Nope. Top WNBA draft pick and college basketball phenom Brittney Griner shared that WNBA rookies are actually offered a session to learn about makeup application and how to dress. Griner declined to participate.
"I don't need that shit," she later toldElle. Damn right she doesn't, and nor should any professional athlete.
It doesn't matter how much progress women make. For whatever reason, female professional athletes still have to prove that they can be tough on the court, but only if they girl it up off the court. And even that hinges on what your view of "girl" is.
Are sports marketers, team owners, and agents worried that insecure men and narrow-minded "fans" can only stomach games as long as the female athletes still adhere to their confining view of what a woman is? Sure, that gal can sink three-pointers all day, but she bakes a mean apple pie and twists a sick French braid, so she won't completely castrate you -- so tune in on ESPN 2!
Some may joke that female sports is a breeding ground where lesbians and bisexual women flourish. While that may be true compared to men's sports, that's not completely accurate either. There's only one openly gay female Division I women's basketball coach (Sherri Murrell at Portland State University), in addition to a handful of brave coaches in other sports among all levels in the NCAA as well as athletic directors.

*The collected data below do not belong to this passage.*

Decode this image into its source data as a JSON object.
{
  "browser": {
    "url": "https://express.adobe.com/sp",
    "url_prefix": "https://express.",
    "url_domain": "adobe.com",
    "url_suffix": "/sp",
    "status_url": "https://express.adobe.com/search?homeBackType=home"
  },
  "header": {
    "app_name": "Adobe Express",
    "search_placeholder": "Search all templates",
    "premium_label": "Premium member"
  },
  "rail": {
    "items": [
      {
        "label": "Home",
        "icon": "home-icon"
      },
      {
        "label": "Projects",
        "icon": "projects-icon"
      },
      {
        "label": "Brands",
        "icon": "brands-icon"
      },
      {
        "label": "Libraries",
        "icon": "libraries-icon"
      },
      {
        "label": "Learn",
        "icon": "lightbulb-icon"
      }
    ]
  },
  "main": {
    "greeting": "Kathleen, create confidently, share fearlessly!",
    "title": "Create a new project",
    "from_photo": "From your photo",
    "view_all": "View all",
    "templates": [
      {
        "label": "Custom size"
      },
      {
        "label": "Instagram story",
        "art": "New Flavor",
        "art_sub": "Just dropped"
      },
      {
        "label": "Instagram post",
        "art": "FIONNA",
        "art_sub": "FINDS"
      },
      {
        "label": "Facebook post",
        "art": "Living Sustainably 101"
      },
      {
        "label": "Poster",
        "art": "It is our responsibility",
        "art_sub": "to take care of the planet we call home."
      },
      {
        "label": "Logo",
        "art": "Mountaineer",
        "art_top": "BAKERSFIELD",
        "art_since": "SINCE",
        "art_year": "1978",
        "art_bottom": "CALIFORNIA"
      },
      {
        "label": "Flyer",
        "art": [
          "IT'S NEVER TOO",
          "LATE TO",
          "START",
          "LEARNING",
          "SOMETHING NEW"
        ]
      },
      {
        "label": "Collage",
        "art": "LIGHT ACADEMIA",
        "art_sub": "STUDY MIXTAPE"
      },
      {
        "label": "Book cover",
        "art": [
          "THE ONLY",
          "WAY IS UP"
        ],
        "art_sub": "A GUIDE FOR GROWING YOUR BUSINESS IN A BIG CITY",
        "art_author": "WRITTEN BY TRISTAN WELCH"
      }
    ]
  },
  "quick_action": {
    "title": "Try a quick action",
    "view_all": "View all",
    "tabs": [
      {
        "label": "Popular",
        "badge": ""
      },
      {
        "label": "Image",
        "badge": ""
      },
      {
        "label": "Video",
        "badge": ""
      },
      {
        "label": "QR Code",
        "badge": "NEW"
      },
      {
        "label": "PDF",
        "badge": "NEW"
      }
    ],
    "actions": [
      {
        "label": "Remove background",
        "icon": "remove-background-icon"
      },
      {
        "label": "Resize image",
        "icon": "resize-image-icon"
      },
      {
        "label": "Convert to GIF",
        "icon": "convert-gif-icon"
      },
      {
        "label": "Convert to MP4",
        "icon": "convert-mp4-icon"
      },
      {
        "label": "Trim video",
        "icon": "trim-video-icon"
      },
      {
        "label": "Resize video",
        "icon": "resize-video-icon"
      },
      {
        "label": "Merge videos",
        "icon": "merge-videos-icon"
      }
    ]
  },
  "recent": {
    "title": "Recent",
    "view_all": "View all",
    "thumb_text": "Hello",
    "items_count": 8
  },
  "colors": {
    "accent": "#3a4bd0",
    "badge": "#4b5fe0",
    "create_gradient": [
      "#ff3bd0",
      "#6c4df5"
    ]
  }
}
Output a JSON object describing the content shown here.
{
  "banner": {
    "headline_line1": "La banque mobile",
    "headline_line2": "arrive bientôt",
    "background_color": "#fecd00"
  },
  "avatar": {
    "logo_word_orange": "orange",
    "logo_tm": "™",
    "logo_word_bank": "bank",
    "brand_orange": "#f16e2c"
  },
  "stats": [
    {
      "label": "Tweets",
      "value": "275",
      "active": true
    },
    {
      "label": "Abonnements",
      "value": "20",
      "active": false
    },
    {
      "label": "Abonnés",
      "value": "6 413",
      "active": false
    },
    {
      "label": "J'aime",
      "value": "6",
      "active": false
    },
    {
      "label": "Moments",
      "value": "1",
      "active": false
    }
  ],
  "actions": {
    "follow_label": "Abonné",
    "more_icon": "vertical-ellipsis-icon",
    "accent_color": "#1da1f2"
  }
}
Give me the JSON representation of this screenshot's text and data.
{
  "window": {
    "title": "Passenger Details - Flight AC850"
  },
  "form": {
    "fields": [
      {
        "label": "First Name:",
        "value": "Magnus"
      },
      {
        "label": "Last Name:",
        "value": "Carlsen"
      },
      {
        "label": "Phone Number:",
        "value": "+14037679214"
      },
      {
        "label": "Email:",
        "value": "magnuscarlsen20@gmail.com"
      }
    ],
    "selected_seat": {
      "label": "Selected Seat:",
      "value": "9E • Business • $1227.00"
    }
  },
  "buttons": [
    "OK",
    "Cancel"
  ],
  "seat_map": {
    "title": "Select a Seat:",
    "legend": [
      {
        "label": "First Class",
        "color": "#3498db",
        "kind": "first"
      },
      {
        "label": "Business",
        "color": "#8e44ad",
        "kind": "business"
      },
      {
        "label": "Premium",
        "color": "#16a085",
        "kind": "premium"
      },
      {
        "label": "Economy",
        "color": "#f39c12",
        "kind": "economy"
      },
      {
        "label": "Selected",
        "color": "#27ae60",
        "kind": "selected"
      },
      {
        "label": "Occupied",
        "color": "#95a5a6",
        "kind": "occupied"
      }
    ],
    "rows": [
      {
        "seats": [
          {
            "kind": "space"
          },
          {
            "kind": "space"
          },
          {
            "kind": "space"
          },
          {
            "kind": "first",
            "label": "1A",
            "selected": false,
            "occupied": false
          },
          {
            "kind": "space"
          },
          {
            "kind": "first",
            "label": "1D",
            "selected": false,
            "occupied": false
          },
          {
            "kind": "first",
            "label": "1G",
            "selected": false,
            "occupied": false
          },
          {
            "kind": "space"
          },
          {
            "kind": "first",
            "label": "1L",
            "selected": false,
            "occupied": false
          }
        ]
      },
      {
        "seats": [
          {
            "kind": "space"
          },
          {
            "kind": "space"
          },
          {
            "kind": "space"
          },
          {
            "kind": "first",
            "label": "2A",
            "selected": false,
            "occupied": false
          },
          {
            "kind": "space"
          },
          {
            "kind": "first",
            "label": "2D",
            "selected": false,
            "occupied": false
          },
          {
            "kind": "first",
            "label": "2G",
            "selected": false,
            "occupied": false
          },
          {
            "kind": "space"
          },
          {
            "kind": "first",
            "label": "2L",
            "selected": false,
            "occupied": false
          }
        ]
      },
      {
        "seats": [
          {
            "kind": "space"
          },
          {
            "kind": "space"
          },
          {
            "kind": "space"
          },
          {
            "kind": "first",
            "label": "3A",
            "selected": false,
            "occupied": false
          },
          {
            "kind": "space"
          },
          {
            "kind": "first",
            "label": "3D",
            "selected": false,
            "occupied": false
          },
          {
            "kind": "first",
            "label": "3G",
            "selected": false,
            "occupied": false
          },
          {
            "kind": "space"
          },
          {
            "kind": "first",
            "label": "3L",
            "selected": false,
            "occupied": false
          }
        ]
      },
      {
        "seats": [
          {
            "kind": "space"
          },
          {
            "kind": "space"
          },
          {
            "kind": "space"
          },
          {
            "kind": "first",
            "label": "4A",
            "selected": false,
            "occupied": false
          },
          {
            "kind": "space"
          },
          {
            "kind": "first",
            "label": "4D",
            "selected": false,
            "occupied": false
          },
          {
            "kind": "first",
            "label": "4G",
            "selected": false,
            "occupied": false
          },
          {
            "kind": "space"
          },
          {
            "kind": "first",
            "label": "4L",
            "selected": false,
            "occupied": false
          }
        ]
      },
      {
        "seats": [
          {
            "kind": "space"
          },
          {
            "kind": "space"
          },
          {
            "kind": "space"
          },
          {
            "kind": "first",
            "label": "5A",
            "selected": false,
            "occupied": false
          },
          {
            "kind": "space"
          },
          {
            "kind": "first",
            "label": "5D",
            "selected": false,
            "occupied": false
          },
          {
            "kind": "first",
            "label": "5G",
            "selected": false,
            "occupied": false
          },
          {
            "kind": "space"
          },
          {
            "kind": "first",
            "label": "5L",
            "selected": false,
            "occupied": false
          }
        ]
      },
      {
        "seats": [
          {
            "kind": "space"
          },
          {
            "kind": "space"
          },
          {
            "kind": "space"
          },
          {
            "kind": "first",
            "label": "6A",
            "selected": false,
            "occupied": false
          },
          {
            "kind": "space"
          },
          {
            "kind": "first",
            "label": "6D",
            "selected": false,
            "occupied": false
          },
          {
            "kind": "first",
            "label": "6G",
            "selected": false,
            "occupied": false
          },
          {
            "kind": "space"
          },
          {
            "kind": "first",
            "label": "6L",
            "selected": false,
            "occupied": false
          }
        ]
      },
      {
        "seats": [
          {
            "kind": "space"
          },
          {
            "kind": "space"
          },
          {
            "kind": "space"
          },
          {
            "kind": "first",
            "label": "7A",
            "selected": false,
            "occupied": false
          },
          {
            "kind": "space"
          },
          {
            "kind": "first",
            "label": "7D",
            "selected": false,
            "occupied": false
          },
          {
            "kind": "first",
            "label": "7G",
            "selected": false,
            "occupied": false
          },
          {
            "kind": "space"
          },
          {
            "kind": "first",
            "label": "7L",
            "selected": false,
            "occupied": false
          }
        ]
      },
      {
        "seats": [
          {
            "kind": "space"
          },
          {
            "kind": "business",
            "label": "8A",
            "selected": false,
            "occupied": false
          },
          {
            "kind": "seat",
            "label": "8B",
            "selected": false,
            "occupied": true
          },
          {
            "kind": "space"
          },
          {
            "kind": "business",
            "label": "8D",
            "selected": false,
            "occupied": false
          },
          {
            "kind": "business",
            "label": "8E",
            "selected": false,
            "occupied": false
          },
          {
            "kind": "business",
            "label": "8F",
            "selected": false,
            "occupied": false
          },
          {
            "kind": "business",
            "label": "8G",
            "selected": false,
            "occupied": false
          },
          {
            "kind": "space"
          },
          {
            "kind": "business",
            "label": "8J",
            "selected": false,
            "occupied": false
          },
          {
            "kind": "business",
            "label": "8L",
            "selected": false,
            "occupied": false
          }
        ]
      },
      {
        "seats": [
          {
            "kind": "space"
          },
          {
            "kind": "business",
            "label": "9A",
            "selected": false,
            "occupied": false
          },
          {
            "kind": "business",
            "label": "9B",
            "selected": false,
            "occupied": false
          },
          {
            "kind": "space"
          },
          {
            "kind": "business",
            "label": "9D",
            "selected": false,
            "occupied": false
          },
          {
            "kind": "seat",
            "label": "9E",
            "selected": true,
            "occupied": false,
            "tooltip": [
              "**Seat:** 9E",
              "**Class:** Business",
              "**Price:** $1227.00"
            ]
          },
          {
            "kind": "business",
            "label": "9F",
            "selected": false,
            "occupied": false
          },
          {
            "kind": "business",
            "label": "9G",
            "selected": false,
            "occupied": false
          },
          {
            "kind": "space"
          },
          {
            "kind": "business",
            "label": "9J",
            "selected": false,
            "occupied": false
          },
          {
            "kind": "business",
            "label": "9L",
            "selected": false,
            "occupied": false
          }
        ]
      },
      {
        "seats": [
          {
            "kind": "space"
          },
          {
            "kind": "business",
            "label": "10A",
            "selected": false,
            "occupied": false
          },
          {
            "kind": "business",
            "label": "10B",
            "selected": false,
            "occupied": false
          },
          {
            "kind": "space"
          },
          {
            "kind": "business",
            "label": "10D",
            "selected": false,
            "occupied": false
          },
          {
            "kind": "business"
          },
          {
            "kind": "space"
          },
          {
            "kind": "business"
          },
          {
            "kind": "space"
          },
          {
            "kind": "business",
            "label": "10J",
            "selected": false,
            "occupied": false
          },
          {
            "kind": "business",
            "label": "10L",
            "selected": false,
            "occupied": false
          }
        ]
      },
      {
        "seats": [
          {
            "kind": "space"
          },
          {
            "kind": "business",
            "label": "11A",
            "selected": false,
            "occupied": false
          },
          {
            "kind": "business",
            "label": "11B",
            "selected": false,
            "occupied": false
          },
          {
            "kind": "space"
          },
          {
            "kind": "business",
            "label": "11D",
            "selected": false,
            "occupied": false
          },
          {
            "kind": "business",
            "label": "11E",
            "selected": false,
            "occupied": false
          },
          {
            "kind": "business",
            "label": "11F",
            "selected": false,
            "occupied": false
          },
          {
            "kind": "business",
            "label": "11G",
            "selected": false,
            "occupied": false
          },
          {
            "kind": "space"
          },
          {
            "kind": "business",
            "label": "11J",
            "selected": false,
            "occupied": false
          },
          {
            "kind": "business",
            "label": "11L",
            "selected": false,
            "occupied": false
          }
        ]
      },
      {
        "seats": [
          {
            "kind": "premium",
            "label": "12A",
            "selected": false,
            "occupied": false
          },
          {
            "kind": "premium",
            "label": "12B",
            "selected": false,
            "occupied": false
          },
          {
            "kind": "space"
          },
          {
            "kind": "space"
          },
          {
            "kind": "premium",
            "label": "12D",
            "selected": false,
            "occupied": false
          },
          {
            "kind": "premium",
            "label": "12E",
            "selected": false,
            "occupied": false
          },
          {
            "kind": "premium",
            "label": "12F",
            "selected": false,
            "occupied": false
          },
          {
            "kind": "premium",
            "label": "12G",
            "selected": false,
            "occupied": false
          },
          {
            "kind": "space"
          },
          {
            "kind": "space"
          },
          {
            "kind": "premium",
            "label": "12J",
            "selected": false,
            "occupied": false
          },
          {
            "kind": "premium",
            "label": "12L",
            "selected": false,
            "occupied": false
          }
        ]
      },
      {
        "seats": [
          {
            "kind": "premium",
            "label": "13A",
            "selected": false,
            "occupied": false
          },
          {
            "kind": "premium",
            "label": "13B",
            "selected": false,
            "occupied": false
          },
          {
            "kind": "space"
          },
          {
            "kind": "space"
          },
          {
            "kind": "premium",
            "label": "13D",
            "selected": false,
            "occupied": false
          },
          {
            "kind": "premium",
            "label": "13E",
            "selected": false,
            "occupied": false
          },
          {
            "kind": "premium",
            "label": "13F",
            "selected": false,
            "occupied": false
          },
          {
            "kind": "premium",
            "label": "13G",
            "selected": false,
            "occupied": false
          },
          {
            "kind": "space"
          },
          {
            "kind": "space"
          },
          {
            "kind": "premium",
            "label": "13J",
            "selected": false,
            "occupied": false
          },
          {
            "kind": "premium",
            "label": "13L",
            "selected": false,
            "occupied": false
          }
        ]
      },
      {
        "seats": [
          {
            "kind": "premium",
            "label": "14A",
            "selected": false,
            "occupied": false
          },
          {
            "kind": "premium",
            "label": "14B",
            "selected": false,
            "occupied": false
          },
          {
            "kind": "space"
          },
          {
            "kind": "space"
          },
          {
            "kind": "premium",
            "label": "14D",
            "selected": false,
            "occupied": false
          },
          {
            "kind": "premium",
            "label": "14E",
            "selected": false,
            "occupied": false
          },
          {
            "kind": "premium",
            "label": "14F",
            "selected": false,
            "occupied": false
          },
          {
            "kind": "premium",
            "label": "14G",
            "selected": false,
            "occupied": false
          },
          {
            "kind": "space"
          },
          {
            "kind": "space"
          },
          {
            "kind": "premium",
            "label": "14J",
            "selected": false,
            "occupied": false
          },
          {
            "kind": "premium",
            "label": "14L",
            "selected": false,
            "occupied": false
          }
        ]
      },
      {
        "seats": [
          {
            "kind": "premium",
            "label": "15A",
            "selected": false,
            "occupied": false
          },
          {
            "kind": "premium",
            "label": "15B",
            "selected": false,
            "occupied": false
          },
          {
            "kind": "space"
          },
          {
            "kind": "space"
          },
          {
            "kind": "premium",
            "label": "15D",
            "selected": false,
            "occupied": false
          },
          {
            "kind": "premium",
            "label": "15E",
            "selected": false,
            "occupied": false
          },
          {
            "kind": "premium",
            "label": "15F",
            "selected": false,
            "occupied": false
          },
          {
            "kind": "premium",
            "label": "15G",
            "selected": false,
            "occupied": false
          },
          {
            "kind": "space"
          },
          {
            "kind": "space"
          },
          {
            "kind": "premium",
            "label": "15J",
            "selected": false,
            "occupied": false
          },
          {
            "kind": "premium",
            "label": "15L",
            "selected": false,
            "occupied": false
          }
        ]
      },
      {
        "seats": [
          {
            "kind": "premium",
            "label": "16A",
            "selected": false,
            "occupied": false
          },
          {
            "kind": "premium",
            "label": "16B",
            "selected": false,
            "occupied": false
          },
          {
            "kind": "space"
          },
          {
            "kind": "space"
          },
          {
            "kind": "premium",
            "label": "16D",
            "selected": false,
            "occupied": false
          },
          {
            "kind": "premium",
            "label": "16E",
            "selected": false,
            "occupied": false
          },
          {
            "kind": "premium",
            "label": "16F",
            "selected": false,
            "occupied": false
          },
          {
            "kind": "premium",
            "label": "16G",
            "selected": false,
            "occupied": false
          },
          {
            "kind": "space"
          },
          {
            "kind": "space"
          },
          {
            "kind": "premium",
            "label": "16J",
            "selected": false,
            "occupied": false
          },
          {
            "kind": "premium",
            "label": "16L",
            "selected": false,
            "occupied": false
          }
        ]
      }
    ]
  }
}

But I'll let you in on a little secret. You want to know why coaches put the clamp down on lesbians athletes coming out? So high school students' parents won't get scared when the recruiter comes knocking. I would let my hypothetical state champion basketball-playing daughter play with a team full of LGBT women and a coach as gay as Gertrude Stein, but lots of other parents of star athletes in Middle America might not be so open to the idea. Especially when they have their pick of multiple colleges.
Little do they know that their teenage daughters are counting down the hours before they head to college so they can finally meet a bunch of other lesbians. And then, by the time they get to the pros, some of these rookies who have risen through the ranks haven't exactly been told it's perfectly fine to just be a lesbian and be proud about it. Especially if they're being told they literally have to be lipstick (and eyeshadow and mascara) lesbians.
The fact that the WNBA has a rookie orientation session about makeup application and how to dress is just degrading. I'm sure the NBA has something similar, but this just feels worse. And even still, so many female players seem to adhere to this unspoken rule that dictates ponytails and nail polish must be as visible as your jersey number. Are they scared they might look too much like a lesbian if they forget the blush? If league execs are worried that they're not getting enough hetero male viewers because the players don't appear to be women, they're targeting the wrong audience.
Personally, there was never a moment where I learned how to wear makeup. My mother has flawless, perfect skin, and all of the teen rags I read in middle school rarely had makeup tips for anyone darker than "tan." To top it off, drugstore makeup lines, especially back then, only carried one shade of brown, so no, I rarely wore/wear makeup. And I don't expect my professional athletes to wear it either. Unless they're Dennis Rodman.